Cold weather stimulates expenditure, but the pace remains decisive. In short, alternate dynamic phases with calm sequences to maintain reserves. The body recovers better, and your technique remains clean throughout the day.
Skiing, snowboarding and antecedents: how to choose without injuring yourself
History often guides the choice, sometimes more than the desire of the moment. A history of ACL injury, for example, suggests boarding, which is less likely to cause knee rotation. On the other hand, wrist fragility is more likely to lead to skiing, or to the use of dedicated wrist protectors.
The equipment should follow the body, not the other way around. So start with shoulder-width spacing and progressive angles. A well-fitting boot stabilizes the ankle and protects the calf on long days.
Simple pre-snow training program
Four weeks is enough to create a solid foundation and reduce fatigue. For snowboarding, work on lateral sheathing, lunges and balancing on one leg. Right from the start, you’ll feel more stable underfoot.

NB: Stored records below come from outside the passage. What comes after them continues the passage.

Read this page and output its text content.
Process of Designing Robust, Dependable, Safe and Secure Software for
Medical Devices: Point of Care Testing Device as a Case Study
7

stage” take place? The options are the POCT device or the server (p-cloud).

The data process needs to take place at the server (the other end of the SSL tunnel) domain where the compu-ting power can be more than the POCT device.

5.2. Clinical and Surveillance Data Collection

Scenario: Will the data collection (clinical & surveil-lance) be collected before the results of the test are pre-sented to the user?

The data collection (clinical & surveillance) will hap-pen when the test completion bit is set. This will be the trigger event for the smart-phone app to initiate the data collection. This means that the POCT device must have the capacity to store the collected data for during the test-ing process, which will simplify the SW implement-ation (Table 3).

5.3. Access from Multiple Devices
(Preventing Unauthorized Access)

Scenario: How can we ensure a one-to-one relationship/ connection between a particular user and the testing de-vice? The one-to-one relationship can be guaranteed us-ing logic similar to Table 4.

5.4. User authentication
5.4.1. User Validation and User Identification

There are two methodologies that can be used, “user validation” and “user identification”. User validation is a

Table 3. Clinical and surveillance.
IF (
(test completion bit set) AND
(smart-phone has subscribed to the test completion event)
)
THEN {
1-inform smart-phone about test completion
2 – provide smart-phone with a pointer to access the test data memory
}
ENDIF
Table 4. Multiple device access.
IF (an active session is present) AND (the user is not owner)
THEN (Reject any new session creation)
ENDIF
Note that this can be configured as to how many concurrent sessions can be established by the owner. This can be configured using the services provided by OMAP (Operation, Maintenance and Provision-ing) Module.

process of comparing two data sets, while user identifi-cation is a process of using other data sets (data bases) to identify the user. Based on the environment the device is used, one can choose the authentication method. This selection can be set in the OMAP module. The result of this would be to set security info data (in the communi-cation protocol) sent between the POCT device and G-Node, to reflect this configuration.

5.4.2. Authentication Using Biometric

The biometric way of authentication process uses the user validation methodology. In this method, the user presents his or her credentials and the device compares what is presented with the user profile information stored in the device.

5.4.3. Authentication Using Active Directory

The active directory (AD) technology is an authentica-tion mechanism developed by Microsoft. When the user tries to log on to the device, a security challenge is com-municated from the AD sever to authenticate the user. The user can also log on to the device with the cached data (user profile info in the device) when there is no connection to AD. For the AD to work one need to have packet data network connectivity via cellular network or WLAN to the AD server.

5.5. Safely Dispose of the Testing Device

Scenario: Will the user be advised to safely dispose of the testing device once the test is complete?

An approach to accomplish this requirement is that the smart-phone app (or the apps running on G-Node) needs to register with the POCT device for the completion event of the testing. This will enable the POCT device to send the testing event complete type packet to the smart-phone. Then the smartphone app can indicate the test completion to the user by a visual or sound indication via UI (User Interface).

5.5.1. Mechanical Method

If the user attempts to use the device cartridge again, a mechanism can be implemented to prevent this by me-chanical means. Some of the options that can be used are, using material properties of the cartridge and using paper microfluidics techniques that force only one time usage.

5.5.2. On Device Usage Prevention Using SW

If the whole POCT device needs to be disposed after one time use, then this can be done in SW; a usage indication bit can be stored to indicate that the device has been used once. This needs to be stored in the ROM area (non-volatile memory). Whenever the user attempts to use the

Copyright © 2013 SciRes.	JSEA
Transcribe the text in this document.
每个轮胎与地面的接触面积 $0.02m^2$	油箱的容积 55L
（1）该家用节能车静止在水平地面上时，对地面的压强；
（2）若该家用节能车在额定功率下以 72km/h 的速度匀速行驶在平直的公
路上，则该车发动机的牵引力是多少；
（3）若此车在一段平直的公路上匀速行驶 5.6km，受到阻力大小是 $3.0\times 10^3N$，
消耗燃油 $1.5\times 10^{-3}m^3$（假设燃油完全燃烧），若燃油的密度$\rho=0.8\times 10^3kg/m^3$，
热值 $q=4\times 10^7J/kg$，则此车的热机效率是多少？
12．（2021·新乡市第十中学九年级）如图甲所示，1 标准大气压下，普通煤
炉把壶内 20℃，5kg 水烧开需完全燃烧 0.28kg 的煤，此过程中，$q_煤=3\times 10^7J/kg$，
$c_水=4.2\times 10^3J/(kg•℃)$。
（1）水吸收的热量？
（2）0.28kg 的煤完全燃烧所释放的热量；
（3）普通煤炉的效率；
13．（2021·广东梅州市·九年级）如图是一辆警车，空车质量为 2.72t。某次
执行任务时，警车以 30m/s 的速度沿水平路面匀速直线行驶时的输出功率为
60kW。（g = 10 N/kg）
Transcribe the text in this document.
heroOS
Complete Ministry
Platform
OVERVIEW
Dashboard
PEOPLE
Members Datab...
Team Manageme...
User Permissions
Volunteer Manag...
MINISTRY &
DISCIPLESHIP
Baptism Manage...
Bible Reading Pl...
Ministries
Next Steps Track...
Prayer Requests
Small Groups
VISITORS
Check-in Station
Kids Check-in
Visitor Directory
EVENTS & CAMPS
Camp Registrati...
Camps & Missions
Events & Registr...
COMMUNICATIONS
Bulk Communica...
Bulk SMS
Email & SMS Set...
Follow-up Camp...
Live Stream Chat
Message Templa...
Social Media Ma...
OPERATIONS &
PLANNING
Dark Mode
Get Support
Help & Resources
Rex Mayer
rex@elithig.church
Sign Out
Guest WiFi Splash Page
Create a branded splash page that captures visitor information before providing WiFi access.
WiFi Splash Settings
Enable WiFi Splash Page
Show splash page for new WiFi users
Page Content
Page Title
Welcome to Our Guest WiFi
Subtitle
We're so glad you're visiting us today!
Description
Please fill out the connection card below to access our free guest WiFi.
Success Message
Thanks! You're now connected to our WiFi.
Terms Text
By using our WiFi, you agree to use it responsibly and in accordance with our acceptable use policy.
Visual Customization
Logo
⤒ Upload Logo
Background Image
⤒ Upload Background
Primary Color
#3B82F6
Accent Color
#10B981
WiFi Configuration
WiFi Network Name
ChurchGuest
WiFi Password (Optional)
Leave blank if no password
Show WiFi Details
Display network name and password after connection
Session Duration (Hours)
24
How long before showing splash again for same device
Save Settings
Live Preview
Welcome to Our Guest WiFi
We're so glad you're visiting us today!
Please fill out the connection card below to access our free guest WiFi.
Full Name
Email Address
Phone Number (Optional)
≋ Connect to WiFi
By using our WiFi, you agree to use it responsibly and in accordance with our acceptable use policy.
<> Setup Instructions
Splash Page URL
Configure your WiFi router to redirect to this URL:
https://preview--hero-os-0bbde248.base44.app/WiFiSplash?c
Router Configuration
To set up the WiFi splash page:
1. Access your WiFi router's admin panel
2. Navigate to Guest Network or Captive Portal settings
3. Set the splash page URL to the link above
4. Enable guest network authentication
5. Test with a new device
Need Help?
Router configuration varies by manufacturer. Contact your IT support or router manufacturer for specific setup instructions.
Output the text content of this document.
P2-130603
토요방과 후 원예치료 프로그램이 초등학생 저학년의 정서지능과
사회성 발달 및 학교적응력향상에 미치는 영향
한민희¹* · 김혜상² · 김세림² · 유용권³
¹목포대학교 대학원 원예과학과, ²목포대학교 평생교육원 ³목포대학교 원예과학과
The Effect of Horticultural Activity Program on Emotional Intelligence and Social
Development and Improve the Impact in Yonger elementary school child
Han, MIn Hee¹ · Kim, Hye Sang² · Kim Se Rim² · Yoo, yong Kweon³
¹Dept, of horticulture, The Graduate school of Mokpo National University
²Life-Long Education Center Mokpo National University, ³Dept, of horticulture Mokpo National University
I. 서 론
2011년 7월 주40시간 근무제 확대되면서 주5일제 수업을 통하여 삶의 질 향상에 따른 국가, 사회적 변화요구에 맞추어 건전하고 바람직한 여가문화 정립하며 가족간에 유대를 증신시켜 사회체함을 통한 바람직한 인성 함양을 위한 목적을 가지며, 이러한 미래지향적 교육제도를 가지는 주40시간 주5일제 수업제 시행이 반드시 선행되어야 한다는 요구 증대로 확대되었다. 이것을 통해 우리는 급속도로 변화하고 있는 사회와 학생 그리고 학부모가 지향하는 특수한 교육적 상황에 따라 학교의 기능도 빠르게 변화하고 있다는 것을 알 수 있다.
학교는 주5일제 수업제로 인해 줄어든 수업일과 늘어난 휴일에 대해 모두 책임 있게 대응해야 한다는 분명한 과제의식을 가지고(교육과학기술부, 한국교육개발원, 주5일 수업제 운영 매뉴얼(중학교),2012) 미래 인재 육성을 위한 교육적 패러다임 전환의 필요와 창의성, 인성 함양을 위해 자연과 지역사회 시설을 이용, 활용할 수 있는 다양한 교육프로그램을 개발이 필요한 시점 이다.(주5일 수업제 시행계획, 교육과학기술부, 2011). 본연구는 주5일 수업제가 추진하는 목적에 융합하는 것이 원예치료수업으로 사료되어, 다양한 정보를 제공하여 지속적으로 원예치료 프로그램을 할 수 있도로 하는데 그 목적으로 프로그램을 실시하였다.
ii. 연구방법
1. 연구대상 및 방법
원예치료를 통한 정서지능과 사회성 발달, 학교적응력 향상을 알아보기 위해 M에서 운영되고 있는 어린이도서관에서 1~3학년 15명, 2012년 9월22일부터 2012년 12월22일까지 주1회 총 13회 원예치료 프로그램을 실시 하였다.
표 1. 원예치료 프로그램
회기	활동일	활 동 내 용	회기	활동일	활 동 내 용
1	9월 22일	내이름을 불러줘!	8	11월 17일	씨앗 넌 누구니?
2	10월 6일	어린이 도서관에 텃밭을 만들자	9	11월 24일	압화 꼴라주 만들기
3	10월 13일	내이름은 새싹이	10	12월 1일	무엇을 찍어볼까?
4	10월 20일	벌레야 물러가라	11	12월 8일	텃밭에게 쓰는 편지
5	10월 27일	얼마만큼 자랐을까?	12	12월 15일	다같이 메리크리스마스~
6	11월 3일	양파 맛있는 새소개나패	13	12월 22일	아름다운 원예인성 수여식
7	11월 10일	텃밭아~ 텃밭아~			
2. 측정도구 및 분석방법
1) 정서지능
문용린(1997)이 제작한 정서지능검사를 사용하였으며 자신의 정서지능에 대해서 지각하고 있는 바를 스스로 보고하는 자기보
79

In addition, favour slow tempos in the eccentric phase. For example, go down in 3 seconds, then come back up with control. In snowboarding, this control translates into fewer parasitic skids.
Add a little plyometrics, but keep it gradual to spare the tendons. Then keep 24 to 48 hours of relative rest before a long weekend. Your snowboard will respond better when your legs are cool.
Keep well hydrated and eat salty foods before the cold and altitude. And protect your skin and eyes, as altitude amplifies UV rays. As a result, your snowboarding remains a lasting pleasure, with no Monday bill.